Is betting bigger here wise? Probably not, if someone is slow playing trips, they’re going to call, or more likely they’ll raise you big, so you can’t maybe catch up and take them, and then you’ll have to give it up. And if you do call, you don’t have great odds to come out ahead of the trips – you only have two outs in your the deck. And that’s assuming you’re only up against trips and not a K7 full house or KK full house.

Can such hands be played profitably, or is it best to just assume anyone who bets has a better hand than your Top Two Pair, and anyone who doesn’t bet is sleeping trips, and fold to any pressure?

On dry, paired boards (particularly with no flush draws - assume the king’s suit doesn’t match one of the sevens?), I like to c-bet about 20% pot heads up, or 25-30% multi-way, with my entire range after I’d opened and gotten called preflop. In this case, with a pot around 12-13BB and two callers, I’d be putting in a bet around 3BB, proceeding cautiously against a check-raise - likely calling, depending on the size.

My open range has far more kings and pocket pairs than my opponents’ call ranges. Yes, they could have lucked into hitting trips with a random seven. However, because two of them are on the board, that makes it far less likely that they’re holding one of the remaining two.

What they could have - which is far more dangerous if I choose not to act on this street - is either an unpaired ace, or suited/connected cards that could catch some equity on a turn. Let’s say your opponent had 68s, with a backdoor straight flush draw. If they see a turn, any 4, 5, 9, T, or card of the same suit, they could opt to start building a pot with the intent to turn any missed draw into a bluff on the river. Since every card in the deck except the lone offsuit deuce, one of the two remaining sevens, and one of the two remaining kings will allow for gutshot and/or flush draws, you want to deny those hands’ equity on the flop, instead of waiting another street.

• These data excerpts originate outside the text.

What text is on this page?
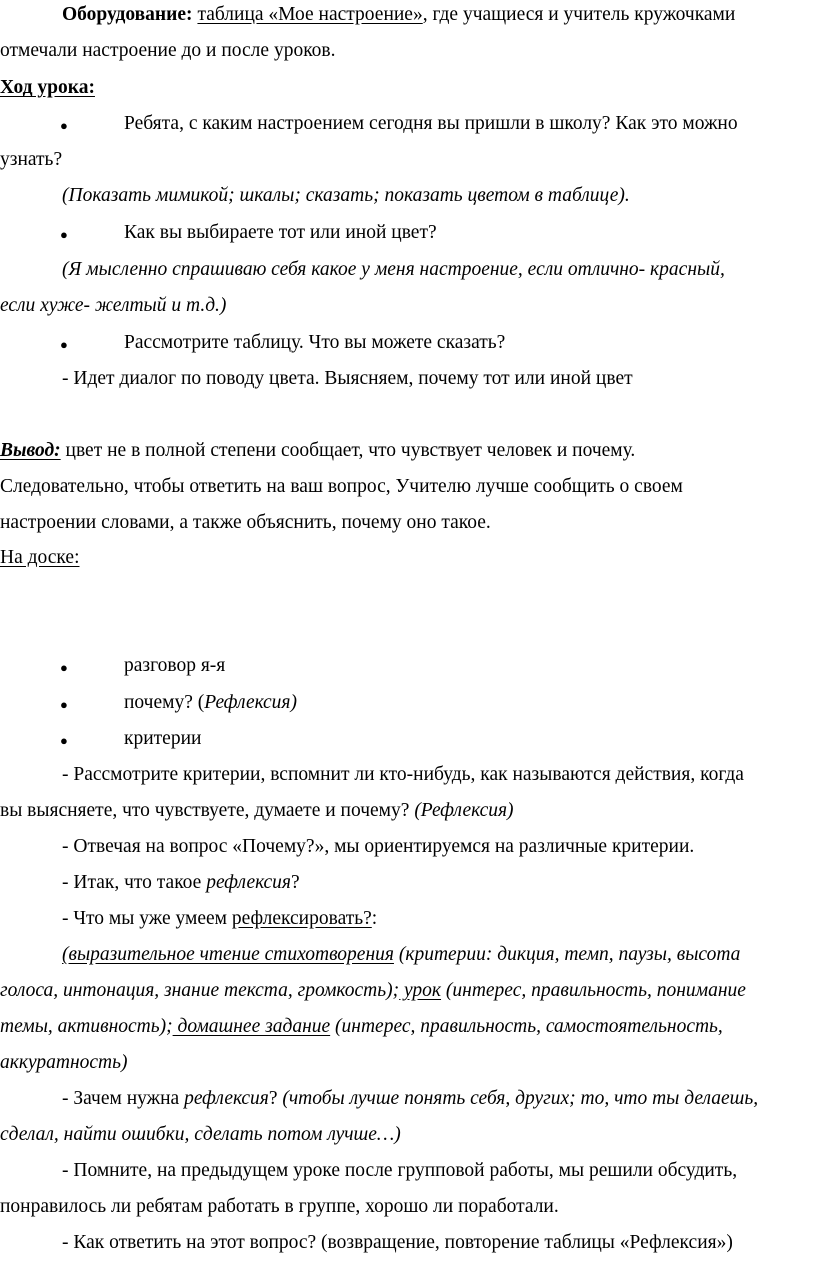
Оборудование: таблица «Мое настроение», где учащиеся и учитель кружочками
отмечали настроение до и после уроков.
Ход урока:
●	Ребята, с каким настроением сегодня вы пришли в школу? Как это можно
узнать?
(Показать мимикой; шкалы; сказать; показать цветом в таблице).
●	Как вы выбираете тот или иной цвет?
(Я мысленно спрашиваю себя какое у меня настроение, если отлично- красный,
если хуже- желтый и т.д.)
●	Рассмотрите таблицу. Что вы можете сказать?
- Идет диалог по поводу цвета. Выясняем, почему тот или иной цвет
Вывод: цвет не в полной степени сообщает, что чувствует человек и почему.
Следовательно, чтобы ответить на ваш вопрос, Учителю лучше сообщить о своем
настроении словами, а также объяснить, почему оно такое.
На доске:
●	разговор я-я
●	почему? (Рефлексия)
●	критерии
- Рассмотрите критерии, вспомнит ли кто-нибудь, как называются действия, когда
вы выясняете, что чувствуете, думаете и почему? (Рефлексия)
- Отвечая на вопрос «Почему?», мы ориентируемся на различные критерии.
- Итак, что такое рефлексия?
- Что мы уже умеем рефлексировать?:
(выразительное чтение стихотворения (критерии: дикция, темп, паузы, высота
голоса, интонация, знание текста, громкость); урок (интерес, правильность, понимание
темы, активность); домашнее задание (интерес, правильность, самостоятельность,
аккуратность)
- Зачем нужна рефлексия? (чтобы лучше понять себя, других; то, что ты делаешь,
сделал, найти ошибки, сделать потом лучше…)
- Помните, на предыдущем уроке после групповой работы, мы решили обсудить,
понравилось ли ребятам работать в группе, хорошо ли поработали.
- Как ответить на этот вопрос? (возвращение, повторение таблицы «Рефлексия»)
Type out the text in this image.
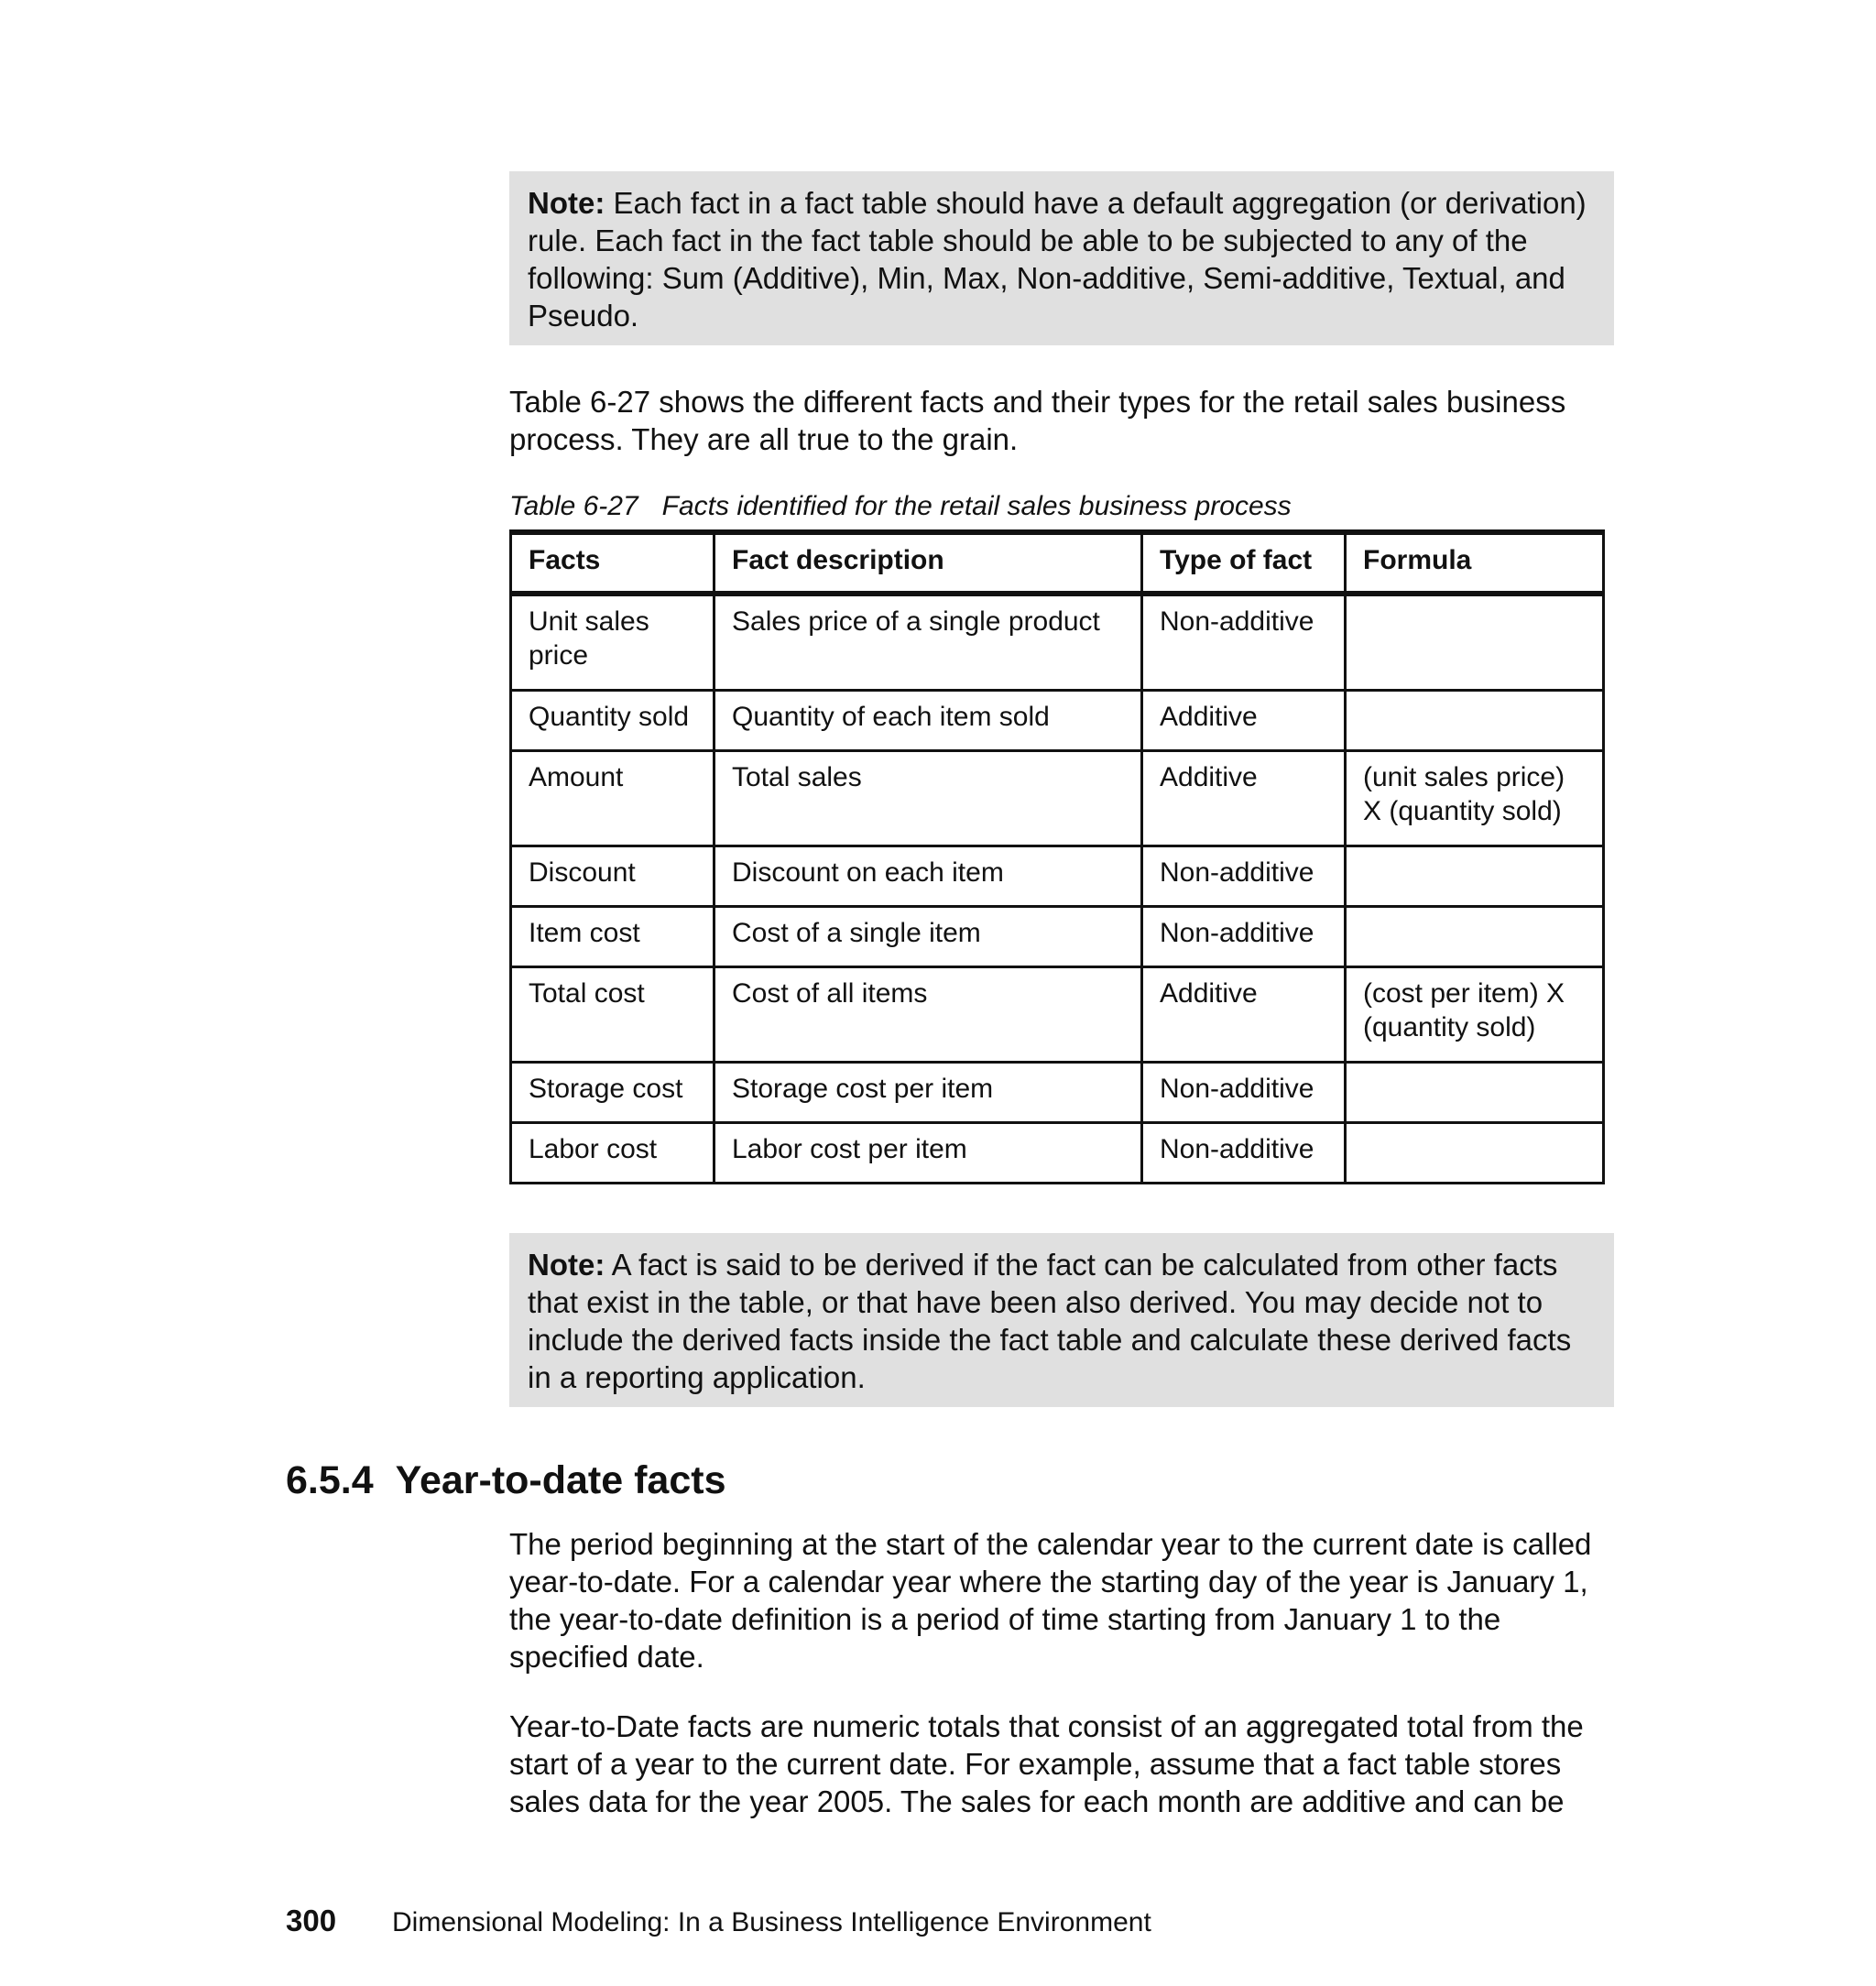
Note: Each fact in a fact table should have a default aggregation (or derivation) rule. Each fact in the fact table should be able to be subjected to any of the following: Sum (Additive), Min, Max, Non-additive, Semi-additive, Textual, and Pseudo.

Table 6-27 shows the different facts and their types for the retail sales business process. They are all true to the grain.

Table 6-27 Facts identified for the retail sales business process
Facts	Fact description	Type of fact	Formula
Unit sales price	Sales price of a single product	Non-additive	
Quantity sold	Quantity of each item sold	Additive	
Amount	Total sales	Additive	(unit sales price) X (quantity sold)
Discount	Discount on each item	Non-additive	
Item cost	Cost of a single item	Non-additive	
Total cost	Cost of all items	Additive	(cost per item) X (quantity sold)
Storage cost	Storage cost per item	Non-additive	
Labor cost	Labor cost per item	Non-additive	
Note: A fact is said to be derived if the fact can be calculated from other facts that exist in the table, or that have been also derived. You may decide not to include the derived facts inside the fact table and calculate these derived facts in a reporting application.
6.5.4 Year-to-date facts

The period beginning at the start of the calendar year to the current date is called year-to-date. For a calendar year where the starting day of the year is January 1, the year-to-date definition is a period of time starting from January 1 to the specified date.

Year-to-Date facts are numeric totals that consist of an aggregated total from the start of a year to the current date. For example, assume that a fact table stores sales data for the year 2005. The sales for each month are additive and can be

300 Dimensional Modeling: In a Business Intelligence Environment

You don’t have the nuts here. Quad kings would be the nuts, which you thankfully block. However, your opponent could have quad 7’s, the second nuts, which has you drawing very thin.

So freezing out draws is more important than playing right into unlikely trips. Makes sense.

This is another example of why your open sizing is so important. If you min raise preflop, you might give hands like 7x the right price to call. Any time you make it profitable for your opponents to continue, you make it less profitable for yourself. When you make it unprofitable for them, you make it more profitable for you.